第23話 未来の道路交通に挑む情報システム(1)

交通管制システムに集まる情報量は膨大に

阪神高速道路上にある情報収集装置

 平成23(2011)年からITSスポットが全国展開された。現在、全国の高速道路を中心に1,600ヵ所(うち阪神高速道路には145ヵ所)のITSスポットが設置されている。ITS(Intelligent Transport Systems:高度道路交通システム)とは、「人」と「道路」と「車」、この三者を情報でネットワークすることである。
 阪神高速では、ITSという概念がまだ存在しなかった昭和44(1969)年に、初代の交通管制システムの運用を開始し、その後も他に先駆けてシステムの拡充、高度化を図ってきた。
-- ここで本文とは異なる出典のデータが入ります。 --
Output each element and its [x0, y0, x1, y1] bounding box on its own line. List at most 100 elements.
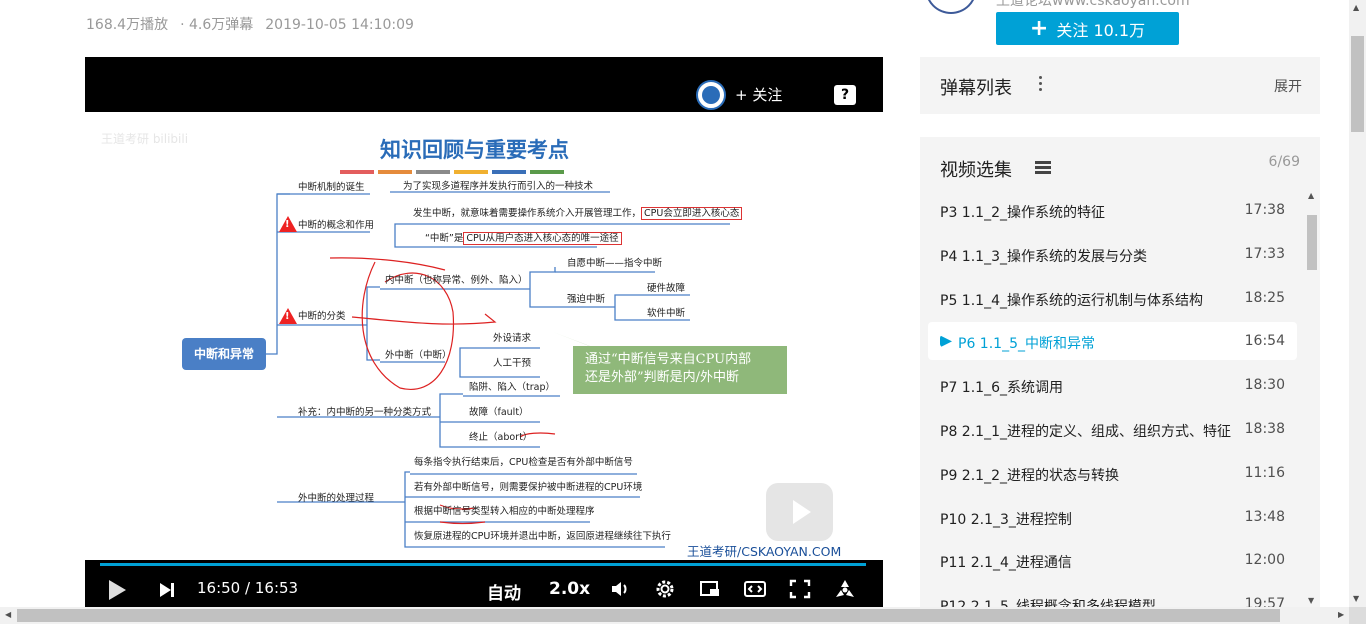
page-horizontal-scrollbar[interactable]: ◀ ▶: [0, 607, 1349, 624]
episode-scrollbar[interactable]: ▲ ▼: [1306, 191, 1318, 609]
warning-icon: !: [279, 308, 297, 324]
node-classify: 中断的分类: [298, 311, 346, 322]
settings-gear-icon[interactable]: [654, 579, 676, 599]
publish-date: 2019-10-05 14:10:09: [265, 17, 414, 33]
follow-label: 关注 10.1万: [1056, 20, 1146, 40]
node-concept-desc2: “中断”是 CPU从用户态进入核心态的唯一途径: [425, 232, 622, 245]
node-peripheral: 外设请求: [493, 333, 532, 344]
plus-icon: +: [1029, 15, 1049, 41]
danmaku-toggle-icon[interactable]: [834, 579, 856, 599]
node-external: 外中断（中断）: [385, 350, 452, 361]
episode-label: P5 1.1_4_操作系统的运行机制与体系结构: [940, 292, 1203, 309]
uploader-name[interactable]: 王道论坛www.cskaoyan.com: [996, 0, 1190, 10]
bilibili-tv-play-icon[interactable]: [766, 483, 833, 541]
episode-duration: 12:00: [1244, 552, 1285, 569]
video-meta: 168.4万播放 · 4.6万弹幕 2019-10-05 14:10:09: [86, 14, 426, 34]
player-follow-button[interactable]: + 关注: [735, 84, 782, 105]
next-episode-icon[interactable]: [160, 583, 174, 598]
episode-item[interactable]: P10 2.1_3_进程控制 13:48: [928, 498, 1297, 536]
episode-label: P10 2.1_3_进程控制: [940, 511, 1072, 528]
episode-item[interactable]: P4 1.1_3_操作系统的发展与分类 17:33: [928, 235, 1297, 273]
video-frame[interactable]: 王道考研 bilibili 知识回顾与重要考点 中断和异常 ! ! 中断机制的诞…: [85, 112, 883, 560]
episode-label: P11 2.1_4_进程通信: [940, 555, 1072, 572]
episode-item[interactable]: P7 1.1_6_系统调用 18:30: [928, 366, 1297, 404]
episode-item[interactable]: P9 2.1_2_进程的状态与转换 11:16: [928, 454, 1297, 492]
episode-item[interactable]: P12 2.1_5_线程概念和多线程模型 19:57: [928, 585, 1297, 607]
node-voluntary: 自愿中断——指令中断: [567, 258, 663, 269]
quality-button[interactable]: 自动: [487, 579, 521, 604]
time-display: 16:50 / 16:53: [197, 579, 299, 597]
node-forced: 强迫中断: [567, 294, 606, 305]
volume-icon[interactable]: [609, 579, 631, 599]
episode-label: P6 1.1_5_中断和异常: [958, 336, 1095, 353]
video-player[interactable]: + 关注 ? 王道考研 bilibili 知识回顾与重要考点 中断和异常 ! !…: [85, 57, 883, 608]
episode-item[interactable]: P3 1.1_2_操作系统的特征 17:38: [928, 191, 1297, 229]
mindmap-root: 中断和异常: [182, 338, 266, 370]
node-trap: 陷阱、陷入（trap）: [469, 382, 555, 393]
episode-label: P9 2.1_2_进程的状态与转换: [940, 467, 1119, 484]
list-view-icon[interactable]: [1035, 161, 1051, 174]
uploader-avatar-icon[interactable]: [696, 80, 726, 110]
play-count: 168.4万播放: [86, 17, 169, 33]
episode-duration: 18:38: [1244, 421, 1285, 437]
progress-bar[interactable]: [100, 563, 866, 566]
scrollbar-corner: [1349, 607, 1366, 624]
fullscreen-icon[interactable]: [789, 579, 811, 599]
node-concept: 中断的概念和作用: [298, 220, 375, 231]
now-playing-icon: [940, 335, 952, 348]
episode-list: P3 1.1_2_操作系统的特征 17:38 P4 1.1_3_操作系统的发展与分类…: [928, 191, 1297, 607]
node-abort: 终止（abort）: [469, 432, 533, 443]
expand-button[interactable]: 展开: [1274, 76, 1302, 96]
episode-duration: 16:54: [1244, 333, 1285, 350]
episode-duration: 11:16: [1244, 464, 1285, 481]
callout-note: 通过“中断信号来自CPU内部 还是外部”判断是内/外中断: [573, 346, 787, 394]
episode-label: P12 2.1_5_线程概念和多线程模型: [940, 596, 1240, 607]
episode-item[interactable]: P11 2.1_4_进程通信 12:00: [928, 541, 1297, 579]
node-step2: 若有外部中断信号，则需要保护被中断进程的CPU环境: [414, 482, 643, 493]
danmaku-title: 弹幕列表: [940, 78, 1012, 99]
play-icon[interactable]: [109, 580, 126, 600]
warning-icon: !: [279, 216, 297, 232]
node-fault: 故障（fault）: [469, 407, 529, 418]
page: 168.4万播放 · 4.6万弹幕 2019-10-05 14:10:09 + 关注…: [0, 0, 1366, 624]
follow-button[interactable]: + 关注 10.1万: [996, 12, 1179, 45]
node-supplement: 补充：内中断的另一种分类方式: [298, 407, 432, 418]
picture-in-picture-icon[interactable]: [699, 579, 721, 599]
widescreen-icon[interactable]: [744, 579, 766, 599]
node-internal: 内中断（也称异常、例外、陷入）: [385, 275, 528, 286]
node-hw-fault: 硬件故障: [647, 283, 686, 294]
episode-duration: 17:38: [1244, 202, 1285, 218]
node-birth: 中断机制的诞生: [298, 182, 365, 193]
node-process: 外中断的处理过程: [298, 493, 375, 504]
episode-panel: 视频选集 6/69 P3 1.1_2_操作系统的特征 17:38 P4 1.1_3_…: [920, 137, 1320, 617]
speed-button[interactable]: 2.0x: [549, 579, 590, 599]
episode-label: P3 1.1_2_操作系统的特征: [940, 205, 1105, 221]
node-step3: 根据中断信号类型转入相应的中断处理程序: [414, 506, 595, 517]
more-options-icon[interactable]: [1039, 76, 1043, 94]
danmaku-panel: 弹幕列表 展开: [920, 57, 1320, 114]
uploader-avatar[interactable]: [925, 0, 977, 14]
episode-duration: 13:48: [1244, 508, 1285, 525]
node-birth-desc: 为了实现多道程序并发执行而引入的一种技术: [403, 181, 594, 192]
node-sw-fault: 软件中断: [647, 308, 686, 319]
episode-duration: 19:57: [1244, 596, 1285, 607]
episode-label: P7 1.1_6_系统调用: [940, 380, 1063, 397]
page-vertical-scrollbar[interactable]: ▲ ▼: [1349, 0, 1366, 607]
episode-count: 6/69: [1268, 154, 1300, 170]
node-manual: 人工干预: [493, 358, 532, 369]
episode-item[interactable]: P8 2.1_1_进程的定义、组成、组织方式、特征 18:38: [928, 410, 1297, 448]
episode-item[interactable]: P5 1.1_4_操作系统的运行机制与体系结构 18:25: [928, 279, 1297, 317]
episode-item[interactable]: P6 1.1_5_中断和异常 16:54: [928, 322, 1297, 361]
help-icon[interactable]: ?: [834, 85, 856, 105]
player-controls: 16:50 / 16:53 自动 2.0x: [85, 569, 883, 608]
episode-label: P8 2.1_1_进程的定义、组成、组织方式、特征: [940, 424, 1231, 440]
node-step1: 每条指令执行结束后，CPU检查是否有外部中断信号: [414, 457, 633, 468]
node-step4: 恢复原进程的CPU环境并退出中断，返回原进程继续往下执行: [414, 531, 671, 542]
episode-label: P4 1.1_3_操作系统的发展与分类: [940, 248, 1147, 265]
episode-duration: 18:25: [1244, 289, 1285, 306]
danmaku-count: · 4.6万弹幕: [180, 17, 254, 33]
episode-title: 视频选集: [940, 160, 1012, 181]
site-watermark: 王道考研/CSKAOYAN.COM: [687, 544, 842, 559]
episode-duration: 18:30: [1244, 377, 1285, 394]
node-concept-desc1: 发生中断，就意味着需要操作系统介入开展管理工作， CPU会立即进入核心态: [413, 207, 743, 220]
交通情報の活用法についても積極的に研究・開発を進めて、たとえば、路側ラジオによる情報提供や所要時間の算出と情報板への表示などは、わが国初の試みである。
 しかし、現在ITSスポットとITSスポット対応のカーナビの間では、高速・大容量の双方向データ通信が可能となっていることで、従来、交通管制システムが処理してきた情報量とは桁違いに細かく、かつ膨大な量の情報が扱われるようになっている。

情報をよりきめ細かく、使いやすい形で提供

ITSスポットのイメージ図

 道路上の情報を収集し、交通管制センターでコンピュータ処理をして、お客さまに情報提供する、その基本的な流れは変わらない。情報収集装置は、もちろん進歩しているが、収集の原理は同じだ。大きく違ってきているのは、情報提供の流れと情報量である。
 道路上の情報板による掲示では、伝達内容量は限られている。さらに、情報板は、その時点、その場所で、大多数の人が必要としているであろう一般的な情報しか提供することができない。

合流支援情報提供システム
カーナビへ音声と画像で警告メッセージを送る

 その点で、ITSスポットを通じた車への情報提供、携帯電話・パソコン・スマートフォンなどへの配信は、広範なエリアの情報を、リアルタイムで、しかも、ドライバーの各個人が必要とする、きめ細かで個別的な情報に処理したうえで提供することができる。
 こうした情報特性を活かして、ドライバーが双方向的に利用できるように、阪神高速が全国初のアイデアを盛り込んだのが、携帯電話・スマホ向けの交通情報サービス「阪神高速はしれGo!」である。
 会員ユーザーは、あらかじめ通勤時に通過する入口・出口などのマイルート登録をしておけば、毎日指定した時刻に、そのポイント付近の渋滞や事故などの交通情報がメールで配信される。指定時刻以外でも、ユーザーの側からメールで最新の情報を入手することが可能だ。ほかにも、ライブカメラで道路状況をチェックすることもでき、過去1週間の渋滞地図を見て外出予定先の渋滞を予測することもできる。
 阪神高速では現在、交通情報の活用をさらに進めていくために、民間の交通情報配信業者への効果的な情報提供を試みている。これも、阪神高速独自の企画である。地図会社や自動車メーカー、交通情報配信業者などは、それぞれ数百万人規模のユーザーを抱えており、こうした民間企業と広く連携することで、阪神高速の収集した情報をより有効に活用することができるはずだ。